Are you sure that these aren't yours? If they are difficult to obtain then they have a value on ebay and whoever took them knew what they were doing (unlike a lot of car thieving scrotes).

not saying that the ones on ebay are stolen - just a thought; it is a possibility


----------



## moblee (Dec 31, 2006)

Sorry mate, I thought they would of stocked *All* things Talbot.
As for fixing I can't really help you,but I bet your worried it will happen again !!


----------



## TR5 (Jun 6, 2007)

Best advice would be to purchase an etching kit, and have your chassis number etched into the lens.

You could then do all the glass and plastic windows as well for security.

At least they would then be worthless to a potential thief intending to sell them!


----------



## vardy (Sep 1, 2006)

They stopped making replacements for a while over past couple of years (can't remember where I read this)
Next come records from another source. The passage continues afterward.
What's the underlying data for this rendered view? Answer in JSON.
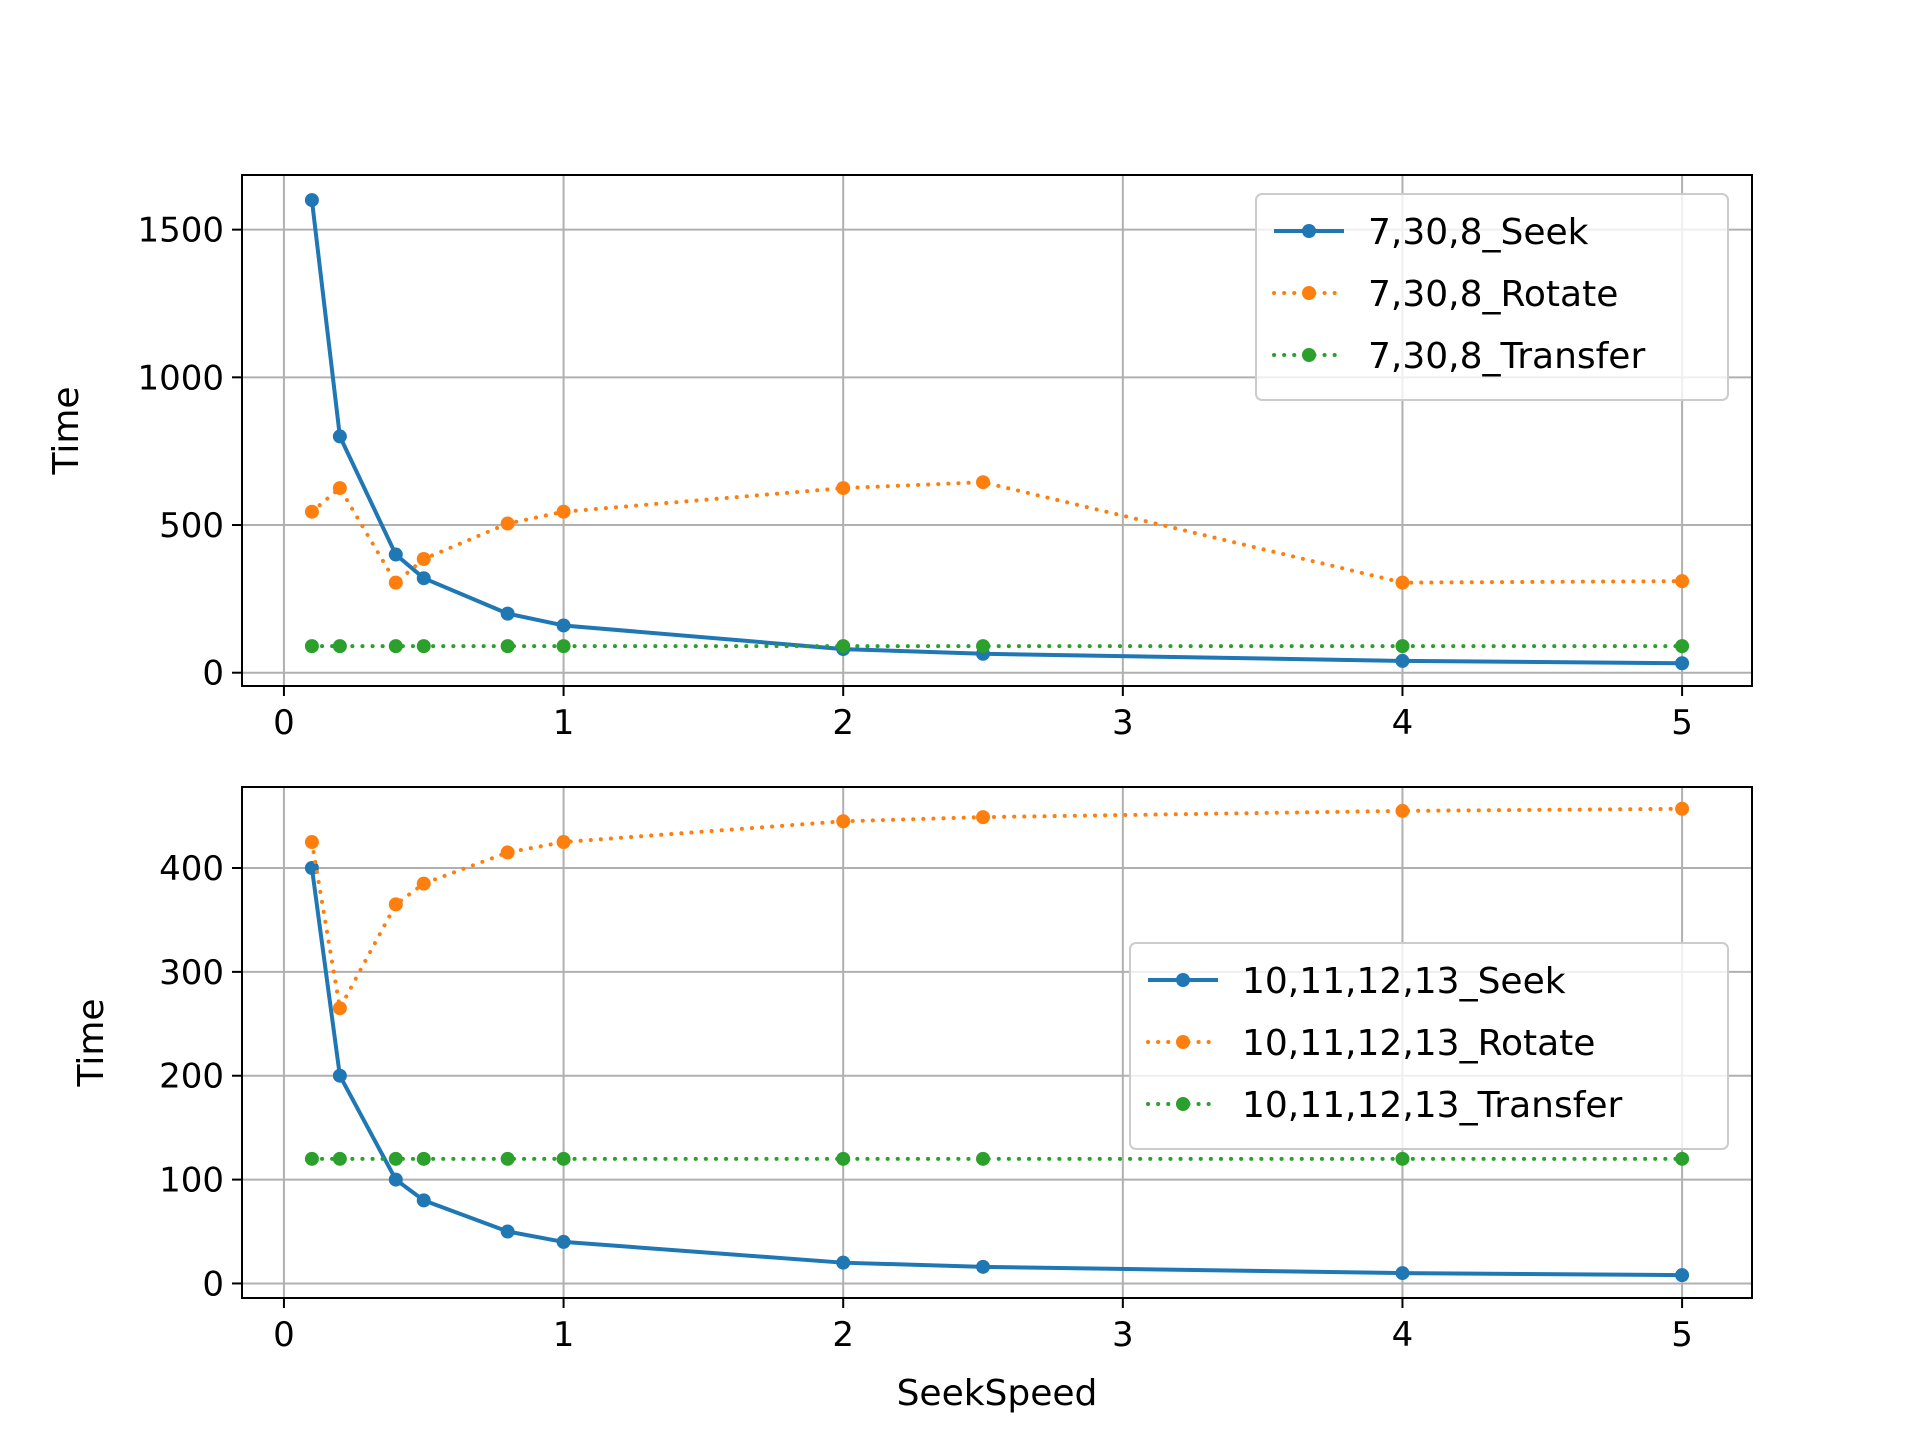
{
  "chart_data": [
    {
      "type": "line",
      "xlabel": "",
      "ylabel": "Time",
      "xlim": [
        -0.15,
        5.25
      ],
      "ylim": [
        -45,
        1685
      ],
      "xticks": [
        0,
        1,
        2,
        3,
        4,
        5
      ],
      "xtick_labels": [
        "0",
        "1",
        "2",
        "3",
        "4",
        "5"
      ],
      "yticks": [
        0,
        500,
        1000,
        1500
      ],
      "ytick_labels": [
        "0",
        "500",
        "1000",
        "1500"
      ],
      "grid": true,
      "legend_position": "upper right",
      "x": [
        0.1,
        0.2,
        0.4,
        0.5,
        0.8,
        1,
        2,
        2.5,
        4,
        5
      ],
      "series": [
        {
          "name": "7,30,8_Seek",
          "color": "#1f77b4",
          "style": "solid",
          "values": [
            1600,
            800,
            400,
            320,
            200,
            160,
            80,
            64,
            40,
            32
          ]
        },
        {
          "name": "7,30,8_Rotate",
          "color": "#ff7f0e",
          "style": "dotted",
          "values": [
            545,
            625,
            305,
            385,
            505,
            545,
            625,
            645,
            305,
            310
          ]
        },
        {
          "name": "7,30,8_Transfer",
          "color": "#2ca02c",
          "style": "dotted",
          "values": [
            90,
            90,
            90,
            90,
            90,
            90,
            90,
            90,
            90,
            90
          ]
        }
      ]
    },
    {
      "type": "line",
      "xlabel": "SeekSpeed",
      "ylabel": "Time",
      "xlim": [
        -0.15,
        5.25
      ],
      "ylim": [
        -14,
        478
      ],
      "xticks": [
        0,
        1,
        2,
        3,
        4,
        5
      ],
      "xtick_labels": [
        "0",
        "1",
        "2",
        "3",
        "4",
        "5"
      ],
      "yticks": [
        0,
        100,
        200,
        300,
        400
      ],
      "ytick_labels": [
        "0",
        "100",
        "200",
        "300",
        "400"
      ],
      "grid": true,
      "legend_position": "center right",
      "x": [
        0.1,
        0.2,
        0.4,
        0.5,
        0.8,
        1,
        2,
        2.5,
        4,
        5
      ],
      "series": [
        {
          "name": "10,11,12,13_Seek",
          "color": "#1f77b4",
          "style": "solid",
          "values": [
            400,
            200,
            100,
            80,
            50,
            40,
            20,
            16,
            10,
            8
          ]
        },
        {
          "name": "10,11,12,13_Rotate",
          "color": "#ff7f0e",
          "style": "dotted",
          "values": [
            425,
            265,
            365,
            385,
            415,
            425,
            445,
            449,
            455,
            457
          ]
        },
        {
          "name": "10,11,12,13_Transfer",
          "color": "#2ca02c",
          "style": "dotted",
          "values": [
            120,
            120,
            120,
            120,
            120,
            120,
            120,
            120,
            120,
            120
          ]
        }
      ]
    }
  ]
}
However, it also said they would start up again. Vague idea that the name www.no1gear.com came up too.

Glue the bu**ers in!


----------



## Garber (Aug 17, 2010)

*Talbot express headlights*

I know I'm late with this post and I'm sure lots of people already know that old Leyand 45 headlights are the same as fitted to talbot express vans
the part numbers are:

AELBO15- L H HEADLIGHT

AELBO16 - R H HEADLIGHT

hope this helps


----------